I won't go into the details of setting up a Samba share simply because there are many resources available. A great starting point is and, of course, the man pages that are included with Samba itself. Here is a copy of the /etc/samba/smb.conf file:

# Samba config file created using SWAT
# from Vault (
# Date: 2002/10/26 05:15:41

# Global parameters
workgroup = WORKGROUP
netbios name = VAULT
server string = Vault
encrypt passwords = Yes
local master = Yes
domain master = No
preferred master = no
os level = 0
obey pam restrictions = Yes
pam password change = Yes
passwd program = /usr/bin/passwd %u
passwd chat = *New*password* %n\n *Retype*new*password* %n\n *passwd:*all*authentication*tokens*updated*successfully*
unix password sync = Yes
log file = /var/log/samba/%m.log
max log size = 0
socket options = TCP_NODELAY SO_RCVBUF=8192 SO_SNDBUF=8192
dns proxy = No
printing = lprng

comment = Home Directories
valid users = %S
read only = No
create mask = 0664
directory mask = 0775
browseable = No

comment = All Printers
path = /var/spool/samba
printable = Yes
browseable = No

comment = Welcome to the Vault
admin users = Administrator
path = /vault
read only = No
create mask = 0664
directory mask = 0775
browseable = Yes

Note that the parameter encrypt passwords is set to Yes because some clients on my net work run Win2K or XP. Pre-Win2K clients require that this be set to No since the older clients do not encrypt their passwords.


This system has been running for over a year with absolutely no problems.
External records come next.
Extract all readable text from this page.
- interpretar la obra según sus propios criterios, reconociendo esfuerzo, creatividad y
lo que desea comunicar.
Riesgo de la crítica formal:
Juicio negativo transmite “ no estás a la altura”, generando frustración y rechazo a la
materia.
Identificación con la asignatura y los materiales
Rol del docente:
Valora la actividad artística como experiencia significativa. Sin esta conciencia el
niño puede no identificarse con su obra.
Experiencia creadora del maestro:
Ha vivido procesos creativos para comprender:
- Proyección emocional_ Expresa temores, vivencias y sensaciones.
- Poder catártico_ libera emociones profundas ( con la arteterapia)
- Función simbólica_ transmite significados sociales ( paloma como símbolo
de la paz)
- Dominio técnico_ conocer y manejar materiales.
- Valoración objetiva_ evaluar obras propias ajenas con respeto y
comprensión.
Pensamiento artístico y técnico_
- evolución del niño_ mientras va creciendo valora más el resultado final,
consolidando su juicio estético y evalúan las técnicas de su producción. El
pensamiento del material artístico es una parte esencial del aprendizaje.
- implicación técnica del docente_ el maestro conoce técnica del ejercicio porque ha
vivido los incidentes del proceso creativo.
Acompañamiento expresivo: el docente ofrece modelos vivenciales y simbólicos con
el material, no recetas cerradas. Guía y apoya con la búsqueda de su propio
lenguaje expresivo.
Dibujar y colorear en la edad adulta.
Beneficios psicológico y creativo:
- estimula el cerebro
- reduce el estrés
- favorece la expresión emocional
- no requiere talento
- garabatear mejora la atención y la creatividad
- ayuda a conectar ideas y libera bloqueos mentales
The only down-time is a system reboot when a new version of the kernel is available. My wife is happy that her files are always available and that she can backup her laptop email to a safe place. No more hunting across several systems to find our most important files and backups. Our network of systems (Dual Athlon MP running Windows 2000, Athlon XP running Windows XP Pro, two IBM RS/6000s running AIX 5.1L, Sun Ultra 10 running Solaris 9, laptop running XP Home, and an Apple iBook running OS X 10.2.6) are all sharing files with each other via the Tux Server. It's nice to have a happy home network.